I think the value isn't in the containerization vs unikernel comparison. If you're using containerization you've accepted certain security risks. Where unikernels have a lot of potential IMO is in high security environments where the security risks of containerization are not acceptable.

[chakkepolja]

Another way to describe it is OS-functionality-as-library.

[eyberg]

This is very very common misconception. Just yesterday I was helping someone out with a networking issue they were having on AWS stemming from this concept.

Coming from k8s/firecracker it is common to think that you need to orchestrate your unikernels with a framework of some kind. In our case (Nanos/OPS) a lot of people think that means spinning up an ec2 linux, sshing in and using 'ops run' on top of that but that is never suggested for prod deploys. Instead we suggest doing an 'image create' followed by an 'instance create'.

What does this mean? Essentially every time you hit the deploy button a new ami is made and a brand new ec2 instance spins up without any linux inside. So instead of adding layers through containers we actually subtract them. That means you can still configure the instance to your hearts content but you don't have to manage it - the cloud does for you and this is a huge win for many teams that don't want to deal with all the ops/SRE work that something like k8s brings (or even normal vanilla linux does).

It is important to realize that containers extract heavy performance penalties when running on top of existing infrastructure (like the cloud) since they duplicate storage and networking layers. They also have severe security issues - the shared kernel being the main one.

[igorkraw]

What is the functional difference of os=>hypervisor=>unikernel vm vs. os=>capabilities and pledges or containers? I would get if we use a unikernel approach running on bare metal for high security, specialised applications but this doesn't seem to exist?

[eyberg]

The difference is that the vast majority of people are deploying to the cloud so they are already deploying to a hypervisor. Every single cloud is built on top of virtualization. AWS used to use Xen, now they use KVM. Google Cloud is entirely built on KVM. Azure uses Hyper-V. The cloud is just an API for virtualization.

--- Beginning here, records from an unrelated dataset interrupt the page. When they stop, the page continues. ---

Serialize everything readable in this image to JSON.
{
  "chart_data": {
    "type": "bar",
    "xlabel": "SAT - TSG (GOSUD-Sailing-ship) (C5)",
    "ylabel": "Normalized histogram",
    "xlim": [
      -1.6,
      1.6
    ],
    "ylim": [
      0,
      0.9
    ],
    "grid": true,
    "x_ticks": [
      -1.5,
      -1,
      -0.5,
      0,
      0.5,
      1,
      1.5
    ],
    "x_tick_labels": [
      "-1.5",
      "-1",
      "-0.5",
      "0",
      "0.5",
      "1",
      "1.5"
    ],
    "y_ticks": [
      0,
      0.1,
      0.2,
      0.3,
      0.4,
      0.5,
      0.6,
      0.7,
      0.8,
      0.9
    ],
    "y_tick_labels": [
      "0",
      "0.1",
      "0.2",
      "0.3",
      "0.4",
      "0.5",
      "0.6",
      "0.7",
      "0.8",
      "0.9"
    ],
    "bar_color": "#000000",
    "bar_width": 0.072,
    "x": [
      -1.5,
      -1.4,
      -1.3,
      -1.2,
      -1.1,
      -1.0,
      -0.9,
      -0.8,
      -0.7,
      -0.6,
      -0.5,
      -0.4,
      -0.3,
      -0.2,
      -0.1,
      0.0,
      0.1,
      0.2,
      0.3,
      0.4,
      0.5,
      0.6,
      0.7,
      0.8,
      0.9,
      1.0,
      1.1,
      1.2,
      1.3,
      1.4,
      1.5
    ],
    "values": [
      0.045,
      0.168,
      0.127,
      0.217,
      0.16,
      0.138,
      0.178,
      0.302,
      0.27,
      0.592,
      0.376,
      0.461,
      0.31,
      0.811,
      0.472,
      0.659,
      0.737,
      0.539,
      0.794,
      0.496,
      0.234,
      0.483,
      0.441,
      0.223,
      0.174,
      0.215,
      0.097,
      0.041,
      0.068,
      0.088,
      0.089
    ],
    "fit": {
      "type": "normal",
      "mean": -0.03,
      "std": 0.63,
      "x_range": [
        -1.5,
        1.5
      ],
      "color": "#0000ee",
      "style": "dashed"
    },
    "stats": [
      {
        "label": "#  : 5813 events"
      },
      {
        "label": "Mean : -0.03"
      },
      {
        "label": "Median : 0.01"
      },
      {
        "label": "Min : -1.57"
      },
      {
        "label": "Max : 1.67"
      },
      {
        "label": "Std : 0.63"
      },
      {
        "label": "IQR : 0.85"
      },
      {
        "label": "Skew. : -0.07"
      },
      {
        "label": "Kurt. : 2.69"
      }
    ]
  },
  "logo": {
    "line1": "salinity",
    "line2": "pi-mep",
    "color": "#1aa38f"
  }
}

Instead of AWS (hypervisor) => linux => k8s => containers unikernels advocate for AWS (hypervisor) => unikernel and that makes them run much faster in general (we've clocked upwards of 300% req/sec for go/rust webservers on AWS for instance) and a lot safer.

[einpoklum]

> Why would you spin up a full kernel to run a single application on top of a hypervisor that is balancing resources?

What if your application involves multiple processes and threads?

[eyberg]

Nanos supports multiple threads but not multiple processes so you can have as much performance as you have underlying hardware but if you are using something like an interpreted language where is normal to spin up X app-workers behind a reverse proxy those become vms. (I should point out that those languages are single-thread/single-process to begin with.)

[Brian_K_White]

dude we get it

How many more comments will we read yet another copy of a nanos sales pitch?

The post is about unikernels, so, obviously every single comment will say something about them.